Think small and start with the easy stuff, then build up gradually and improve. For example, your first non-empty test program might just be printing a single boolean literal true/false. That should only require filling in probably three visitor functions.

Preamble helper functions

The starter code has a preamble.c and preamble.ll files in the resources directory. The idea is to add any helper functions you feel like writing in preamble.c, then run

clang -S -emit-llvm preamble.c

to re-generate the preamble.ll file manually. The starter code Compiler.java class I gave you already does the work of copying whatever is in preamble.ll to the top of your compiled output file.

As you work on incrementally adding features, your visitor methods need to output LLVM code to do whatever that next feature does, like string concatenation, string comparison, boolean logic, reading input, etc. For any of these where it take more than a couple lines of LLVM to do the job, or you aren’t quite sure how to write it in LLVM, feel free to make a helper function and add it to preamble.c.

(Even if you are not very confident in your C programming, I promise you it is easier than programming in raw LLVM IR!)

Here are the concrete steps when you want to add a new helper function:

Add the new function to preamble.c
Run clang -S -emit-llvm to regenerate preamble.ll
In your Compiler.java, emit LLVM code to call your new helper function when needed

Bools in LLVM IR

The type of booleans in LLVM IR code is i1, as in a 1-bit integer. You can use constants true and false in your commands wherever it would expect a i1 register name.
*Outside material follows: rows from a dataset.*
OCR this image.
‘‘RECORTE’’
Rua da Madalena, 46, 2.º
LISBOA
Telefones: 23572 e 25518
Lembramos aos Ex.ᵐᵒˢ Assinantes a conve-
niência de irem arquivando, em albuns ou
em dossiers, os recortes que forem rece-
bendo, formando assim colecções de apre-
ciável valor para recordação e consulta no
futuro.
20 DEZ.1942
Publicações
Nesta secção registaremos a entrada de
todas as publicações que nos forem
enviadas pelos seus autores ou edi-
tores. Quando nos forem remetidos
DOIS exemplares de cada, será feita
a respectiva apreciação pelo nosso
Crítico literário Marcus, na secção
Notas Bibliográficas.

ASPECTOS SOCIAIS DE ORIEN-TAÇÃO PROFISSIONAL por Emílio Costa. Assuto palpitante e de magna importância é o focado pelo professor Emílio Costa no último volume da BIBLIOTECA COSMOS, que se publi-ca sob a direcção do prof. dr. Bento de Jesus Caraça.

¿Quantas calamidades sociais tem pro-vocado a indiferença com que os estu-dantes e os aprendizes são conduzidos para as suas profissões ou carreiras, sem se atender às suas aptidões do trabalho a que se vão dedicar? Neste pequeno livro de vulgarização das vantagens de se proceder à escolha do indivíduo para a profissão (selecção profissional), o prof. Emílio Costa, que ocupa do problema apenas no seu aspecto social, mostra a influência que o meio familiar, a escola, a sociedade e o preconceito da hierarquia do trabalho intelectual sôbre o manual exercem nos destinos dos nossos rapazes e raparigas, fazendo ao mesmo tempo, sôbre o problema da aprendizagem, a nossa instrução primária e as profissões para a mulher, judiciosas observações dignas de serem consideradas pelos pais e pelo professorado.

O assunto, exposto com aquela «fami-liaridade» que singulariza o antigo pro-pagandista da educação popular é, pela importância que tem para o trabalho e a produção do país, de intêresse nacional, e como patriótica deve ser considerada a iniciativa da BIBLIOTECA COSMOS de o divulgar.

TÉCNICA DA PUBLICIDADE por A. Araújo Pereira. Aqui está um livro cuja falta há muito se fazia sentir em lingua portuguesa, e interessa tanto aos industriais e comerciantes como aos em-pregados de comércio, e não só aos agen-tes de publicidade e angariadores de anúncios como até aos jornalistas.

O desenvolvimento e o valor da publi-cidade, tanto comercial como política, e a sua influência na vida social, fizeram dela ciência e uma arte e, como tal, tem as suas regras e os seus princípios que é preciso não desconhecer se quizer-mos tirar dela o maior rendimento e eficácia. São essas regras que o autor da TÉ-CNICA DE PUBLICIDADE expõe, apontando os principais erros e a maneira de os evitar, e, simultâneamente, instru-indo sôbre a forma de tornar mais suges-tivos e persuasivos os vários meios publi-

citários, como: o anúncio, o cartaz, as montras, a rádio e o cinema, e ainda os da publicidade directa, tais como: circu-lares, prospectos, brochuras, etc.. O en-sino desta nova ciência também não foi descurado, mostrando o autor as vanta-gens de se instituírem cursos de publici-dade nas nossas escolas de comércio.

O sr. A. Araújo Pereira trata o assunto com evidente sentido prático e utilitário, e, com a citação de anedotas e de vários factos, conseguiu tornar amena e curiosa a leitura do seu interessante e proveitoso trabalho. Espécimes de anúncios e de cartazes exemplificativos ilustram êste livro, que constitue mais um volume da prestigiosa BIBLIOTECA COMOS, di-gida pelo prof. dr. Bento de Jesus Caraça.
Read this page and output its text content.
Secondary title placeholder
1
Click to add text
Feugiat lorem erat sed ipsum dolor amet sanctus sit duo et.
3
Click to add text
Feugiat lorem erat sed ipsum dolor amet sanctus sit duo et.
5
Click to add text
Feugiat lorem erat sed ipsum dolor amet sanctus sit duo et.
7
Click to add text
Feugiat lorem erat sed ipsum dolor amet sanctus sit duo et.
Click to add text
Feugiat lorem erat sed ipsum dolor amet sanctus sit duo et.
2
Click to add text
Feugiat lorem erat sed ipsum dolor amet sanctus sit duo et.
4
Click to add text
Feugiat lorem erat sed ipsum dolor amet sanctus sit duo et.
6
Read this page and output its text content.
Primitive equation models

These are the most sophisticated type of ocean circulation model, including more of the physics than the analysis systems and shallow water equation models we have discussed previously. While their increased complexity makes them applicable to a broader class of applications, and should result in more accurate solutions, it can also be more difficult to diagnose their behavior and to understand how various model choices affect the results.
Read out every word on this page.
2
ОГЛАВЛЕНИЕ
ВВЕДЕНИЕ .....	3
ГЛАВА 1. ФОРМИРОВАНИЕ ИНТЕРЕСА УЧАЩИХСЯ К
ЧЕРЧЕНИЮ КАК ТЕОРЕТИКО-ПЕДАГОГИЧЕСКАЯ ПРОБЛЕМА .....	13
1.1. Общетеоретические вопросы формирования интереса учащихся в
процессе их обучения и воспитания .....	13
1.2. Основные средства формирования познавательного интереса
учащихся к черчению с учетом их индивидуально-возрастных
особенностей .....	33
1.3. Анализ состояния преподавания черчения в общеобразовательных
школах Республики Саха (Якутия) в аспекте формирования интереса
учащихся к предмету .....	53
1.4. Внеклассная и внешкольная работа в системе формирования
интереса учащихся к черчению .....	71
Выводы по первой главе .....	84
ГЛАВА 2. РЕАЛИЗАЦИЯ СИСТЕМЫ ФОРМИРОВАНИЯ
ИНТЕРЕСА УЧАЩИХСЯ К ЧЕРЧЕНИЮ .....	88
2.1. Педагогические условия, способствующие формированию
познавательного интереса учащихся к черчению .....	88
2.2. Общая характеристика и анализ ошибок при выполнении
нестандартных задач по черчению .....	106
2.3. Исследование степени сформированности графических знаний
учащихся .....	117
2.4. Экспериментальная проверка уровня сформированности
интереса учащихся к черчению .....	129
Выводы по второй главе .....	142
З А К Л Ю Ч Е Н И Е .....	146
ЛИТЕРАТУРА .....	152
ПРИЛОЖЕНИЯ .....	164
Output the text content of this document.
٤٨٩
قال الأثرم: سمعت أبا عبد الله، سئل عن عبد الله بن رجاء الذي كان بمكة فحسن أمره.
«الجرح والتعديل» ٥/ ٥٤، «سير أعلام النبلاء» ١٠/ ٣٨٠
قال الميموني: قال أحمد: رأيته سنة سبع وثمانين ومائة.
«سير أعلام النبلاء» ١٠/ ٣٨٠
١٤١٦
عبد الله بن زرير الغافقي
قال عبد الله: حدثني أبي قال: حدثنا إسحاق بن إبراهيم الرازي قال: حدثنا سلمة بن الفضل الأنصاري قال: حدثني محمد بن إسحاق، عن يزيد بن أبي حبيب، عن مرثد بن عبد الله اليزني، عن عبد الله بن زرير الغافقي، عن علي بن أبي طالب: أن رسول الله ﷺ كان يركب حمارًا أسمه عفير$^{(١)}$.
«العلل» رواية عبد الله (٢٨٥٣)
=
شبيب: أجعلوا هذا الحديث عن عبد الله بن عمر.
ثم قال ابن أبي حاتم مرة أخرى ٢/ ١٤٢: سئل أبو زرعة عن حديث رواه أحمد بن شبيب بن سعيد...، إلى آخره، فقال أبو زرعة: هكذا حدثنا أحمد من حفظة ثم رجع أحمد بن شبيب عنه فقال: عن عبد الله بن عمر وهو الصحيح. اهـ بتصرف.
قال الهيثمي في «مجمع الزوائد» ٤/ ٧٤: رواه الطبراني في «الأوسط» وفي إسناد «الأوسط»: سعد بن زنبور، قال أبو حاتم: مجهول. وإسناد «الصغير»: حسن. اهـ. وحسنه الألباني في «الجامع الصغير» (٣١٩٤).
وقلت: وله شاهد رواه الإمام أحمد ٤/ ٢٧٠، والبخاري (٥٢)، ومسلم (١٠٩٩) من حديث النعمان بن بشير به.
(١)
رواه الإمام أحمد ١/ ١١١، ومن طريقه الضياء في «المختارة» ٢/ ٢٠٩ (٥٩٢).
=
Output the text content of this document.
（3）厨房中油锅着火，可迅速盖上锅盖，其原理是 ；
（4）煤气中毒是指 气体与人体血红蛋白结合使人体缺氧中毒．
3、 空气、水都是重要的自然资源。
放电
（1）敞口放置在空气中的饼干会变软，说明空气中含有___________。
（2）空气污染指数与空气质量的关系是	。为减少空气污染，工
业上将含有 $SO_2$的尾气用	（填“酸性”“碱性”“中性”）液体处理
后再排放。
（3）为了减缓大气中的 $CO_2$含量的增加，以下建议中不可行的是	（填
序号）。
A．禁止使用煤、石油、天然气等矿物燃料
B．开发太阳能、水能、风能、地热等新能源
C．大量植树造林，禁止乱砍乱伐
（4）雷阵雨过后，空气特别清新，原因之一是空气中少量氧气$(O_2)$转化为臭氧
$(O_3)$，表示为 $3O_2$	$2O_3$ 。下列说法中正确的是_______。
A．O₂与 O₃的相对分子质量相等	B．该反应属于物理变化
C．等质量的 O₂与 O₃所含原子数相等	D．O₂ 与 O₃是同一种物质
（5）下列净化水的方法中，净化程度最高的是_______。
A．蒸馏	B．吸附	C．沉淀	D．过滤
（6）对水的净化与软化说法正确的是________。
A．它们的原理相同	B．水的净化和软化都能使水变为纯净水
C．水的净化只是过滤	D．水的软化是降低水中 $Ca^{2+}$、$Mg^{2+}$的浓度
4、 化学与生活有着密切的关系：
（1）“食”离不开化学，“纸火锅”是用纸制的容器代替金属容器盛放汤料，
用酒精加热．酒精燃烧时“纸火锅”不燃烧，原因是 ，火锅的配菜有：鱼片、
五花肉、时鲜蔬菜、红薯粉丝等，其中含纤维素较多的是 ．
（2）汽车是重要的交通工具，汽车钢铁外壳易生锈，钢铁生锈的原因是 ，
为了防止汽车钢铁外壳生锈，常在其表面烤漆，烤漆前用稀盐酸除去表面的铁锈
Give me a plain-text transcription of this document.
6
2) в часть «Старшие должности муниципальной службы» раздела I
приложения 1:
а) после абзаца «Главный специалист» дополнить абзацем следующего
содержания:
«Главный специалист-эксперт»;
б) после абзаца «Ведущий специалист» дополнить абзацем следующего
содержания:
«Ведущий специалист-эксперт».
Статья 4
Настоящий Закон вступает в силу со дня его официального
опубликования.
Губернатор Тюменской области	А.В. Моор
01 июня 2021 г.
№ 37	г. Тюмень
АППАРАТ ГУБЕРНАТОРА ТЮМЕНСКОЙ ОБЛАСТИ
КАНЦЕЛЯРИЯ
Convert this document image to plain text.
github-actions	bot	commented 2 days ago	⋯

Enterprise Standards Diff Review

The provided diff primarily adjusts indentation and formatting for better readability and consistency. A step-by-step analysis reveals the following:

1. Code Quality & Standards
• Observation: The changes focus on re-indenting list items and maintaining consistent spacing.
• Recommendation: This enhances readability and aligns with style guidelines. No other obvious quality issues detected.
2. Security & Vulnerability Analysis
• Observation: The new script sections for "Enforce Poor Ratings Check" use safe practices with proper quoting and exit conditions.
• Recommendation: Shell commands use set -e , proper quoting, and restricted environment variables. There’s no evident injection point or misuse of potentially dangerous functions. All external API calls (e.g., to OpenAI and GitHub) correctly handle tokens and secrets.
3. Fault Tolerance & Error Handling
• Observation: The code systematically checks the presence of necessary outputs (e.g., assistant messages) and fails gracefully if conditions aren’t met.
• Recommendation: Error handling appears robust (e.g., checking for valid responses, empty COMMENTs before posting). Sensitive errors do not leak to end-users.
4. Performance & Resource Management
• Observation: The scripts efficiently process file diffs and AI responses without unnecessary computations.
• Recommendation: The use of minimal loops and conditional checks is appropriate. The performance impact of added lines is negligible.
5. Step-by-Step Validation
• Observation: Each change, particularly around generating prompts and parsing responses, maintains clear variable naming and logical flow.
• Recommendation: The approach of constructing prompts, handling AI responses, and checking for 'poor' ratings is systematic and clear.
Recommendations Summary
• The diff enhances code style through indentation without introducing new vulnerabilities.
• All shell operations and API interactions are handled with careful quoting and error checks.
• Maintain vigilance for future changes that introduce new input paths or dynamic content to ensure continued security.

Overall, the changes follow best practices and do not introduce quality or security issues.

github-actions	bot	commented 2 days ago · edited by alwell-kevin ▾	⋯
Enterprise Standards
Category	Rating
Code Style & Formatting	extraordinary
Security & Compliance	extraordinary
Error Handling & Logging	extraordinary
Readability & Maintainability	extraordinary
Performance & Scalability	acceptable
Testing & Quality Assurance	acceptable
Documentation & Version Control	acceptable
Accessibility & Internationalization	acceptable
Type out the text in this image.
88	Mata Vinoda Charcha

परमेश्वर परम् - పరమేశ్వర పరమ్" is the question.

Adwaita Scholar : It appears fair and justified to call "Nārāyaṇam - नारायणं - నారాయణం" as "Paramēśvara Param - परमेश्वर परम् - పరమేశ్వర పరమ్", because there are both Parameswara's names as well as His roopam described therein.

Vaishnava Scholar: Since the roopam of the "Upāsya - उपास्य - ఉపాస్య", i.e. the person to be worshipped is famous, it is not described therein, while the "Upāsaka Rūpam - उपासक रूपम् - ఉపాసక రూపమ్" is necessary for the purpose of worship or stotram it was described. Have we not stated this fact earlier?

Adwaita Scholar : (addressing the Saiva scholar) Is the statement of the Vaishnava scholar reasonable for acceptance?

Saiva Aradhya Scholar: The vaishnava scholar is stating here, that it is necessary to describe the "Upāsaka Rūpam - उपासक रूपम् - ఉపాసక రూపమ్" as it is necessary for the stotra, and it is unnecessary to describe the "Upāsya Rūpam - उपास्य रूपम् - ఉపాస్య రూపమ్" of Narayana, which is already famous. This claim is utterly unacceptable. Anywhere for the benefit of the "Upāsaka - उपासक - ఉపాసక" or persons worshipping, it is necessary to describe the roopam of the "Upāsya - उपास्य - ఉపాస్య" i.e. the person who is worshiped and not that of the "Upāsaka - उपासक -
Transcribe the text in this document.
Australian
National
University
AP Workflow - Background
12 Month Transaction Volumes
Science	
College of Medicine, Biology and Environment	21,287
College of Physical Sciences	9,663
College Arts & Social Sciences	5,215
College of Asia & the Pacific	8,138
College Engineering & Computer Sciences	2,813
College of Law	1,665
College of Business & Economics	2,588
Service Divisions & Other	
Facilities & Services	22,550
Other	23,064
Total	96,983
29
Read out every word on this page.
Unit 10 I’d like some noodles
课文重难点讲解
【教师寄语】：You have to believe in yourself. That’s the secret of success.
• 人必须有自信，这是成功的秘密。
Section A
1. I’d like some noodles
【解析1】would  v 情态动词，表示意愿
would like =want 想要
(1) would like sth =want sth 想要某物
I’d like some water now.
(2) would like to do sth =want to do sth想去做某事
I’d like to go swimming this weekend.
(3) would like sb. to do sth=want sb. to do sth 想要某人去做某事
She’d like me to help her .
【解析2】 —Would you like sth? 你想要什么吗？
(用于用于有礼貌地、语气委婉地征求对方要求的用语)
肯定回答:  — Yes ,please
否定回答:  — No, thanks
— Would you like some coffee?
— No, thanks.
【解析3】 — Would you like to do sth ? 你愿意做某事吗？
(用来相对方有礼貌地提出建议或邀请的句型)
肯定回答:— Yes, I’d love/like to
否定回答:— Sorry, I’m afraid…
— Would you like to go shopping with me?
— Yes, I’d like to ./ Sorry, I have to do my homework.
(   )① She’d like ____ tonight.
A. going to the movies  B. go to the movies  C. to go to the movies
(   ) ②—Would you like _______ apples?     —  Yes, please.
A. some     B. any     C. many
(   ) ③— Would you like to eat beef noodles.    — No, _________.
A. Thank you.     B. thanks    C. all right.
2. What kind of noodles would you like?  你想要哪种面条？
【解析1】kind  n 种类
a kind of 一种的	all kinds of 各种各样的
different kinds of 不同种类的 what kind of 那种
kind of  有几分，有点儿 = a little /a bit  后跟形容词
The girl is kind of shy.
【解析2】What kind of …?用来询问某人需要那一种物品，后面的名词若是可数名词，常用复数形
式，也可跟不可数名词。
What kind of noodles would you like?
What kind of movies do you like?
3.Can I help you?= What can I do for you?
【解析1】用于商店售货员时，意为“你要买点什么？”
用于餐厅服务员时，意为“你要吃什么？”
The LLVM IR language includes commands for basic boolean logic such as and, or, and xor. However it does not include a not instruction. Think about why that might be, and how you can logically get the same thing without that explicit instruction!

Typing and errors

Because our languages are still pretty simple, your compiler should know the type and scope of every variable. So for example, if someone tries to print out a variable before defining it, or tries to use a boolean variable where a string variable is expected or vice-versa, you should be able to detect this and throw an error at compile-time by calling Errors.error(...) from your compiler.

Think about why your language can do these kind of compile-time checks, whereas real languages such as Python or Scheme inherently cannot, and have to wait until run-time to check for undefined or wrong-type variables.

Memory management

I recommend making copies of strings and using malloc or calloc to allocate new strings for most operations, rather than modifying the strings that are passed in.

Why? Well, we have variables now! That means that sometimes, the input to some string operation will not be a string literal or the output of some sub-expression, but rather a variable value. But then, if you modify that string in-place, you just accidentally changed the variable value as well!

If you are writing C code in preamble.c to deal with this, note that some C string functions such as strdup already call malloc for you to allocate a new string before returning, and some others such as strcat expect you to pre-allocate enough space for the result. So read the man pages and work carefully.

Note that, if you take this advice and continually allocate new memory for all the string operations, your compiled code will probably have a memory leak, unless you also go through the careful business of calling free() at just the right spots to de-allocate all those strings. Memory leaks are OK for this lab, but if you have time and want an extra challenge, see if you can get free() to work so that every allocated string is free’d exactly once before the program terminates.